After studying the TFile:TFile() documentation, and with some experimentation, I found that adding the following line to my $HOME/.rootrc file disables file recovery and thereby prevents the segmentation fault when opening a corrupt Root file:

TFile.Recover: 0

With this setting, I can run a Root macro that will quickly check a set of Root files and find the corrupt ones without crashing.
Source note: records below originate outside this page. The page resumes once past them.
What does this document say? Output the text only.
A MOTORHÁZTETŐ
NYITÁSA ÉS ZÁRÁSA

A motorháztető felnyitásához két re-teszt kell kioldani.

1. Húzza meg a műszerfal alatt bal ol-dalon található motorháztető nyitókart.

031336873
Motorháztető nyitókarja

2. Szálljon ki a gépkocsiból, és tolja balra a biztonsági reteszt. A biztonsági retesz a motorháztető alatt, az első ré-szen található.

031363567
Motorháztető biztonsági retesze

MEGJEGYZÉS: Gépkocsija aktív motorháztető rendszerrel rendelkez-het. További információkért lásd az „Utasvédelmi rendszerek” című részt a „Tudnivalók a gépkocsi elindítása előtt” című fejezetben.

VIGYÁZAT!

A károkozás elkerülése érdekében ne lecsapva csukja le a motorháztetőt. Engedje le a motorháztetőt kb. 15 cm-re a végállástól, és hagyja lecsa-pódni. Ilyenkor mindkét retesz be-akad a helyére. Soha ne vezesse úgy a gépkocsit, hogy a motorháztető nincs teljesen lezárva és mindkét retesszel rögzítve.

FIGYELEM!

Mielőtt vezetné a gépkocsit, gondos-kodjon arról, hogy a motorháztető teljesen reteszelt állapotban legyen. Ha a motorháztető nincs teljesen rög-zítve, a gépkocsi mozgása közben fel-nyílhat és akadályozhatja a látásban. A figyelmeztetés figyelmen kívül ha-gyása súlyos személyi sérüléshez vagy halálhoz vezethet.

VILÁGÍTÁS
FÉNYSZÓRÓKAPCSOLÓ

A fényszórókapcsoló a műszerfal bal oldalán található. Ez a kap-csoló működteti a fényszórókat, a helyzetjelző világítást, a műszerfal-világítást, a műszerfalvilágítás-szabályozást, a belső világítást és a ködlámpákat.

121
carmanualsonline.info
Why the file recovery process encounters a segmentation fault when trying to recover a corrupted file is another question. Perhaps it will be fixed in some later version of Root, but, for my case, I don’t care about recovering the corrupted files, so I have the solution for my current problem.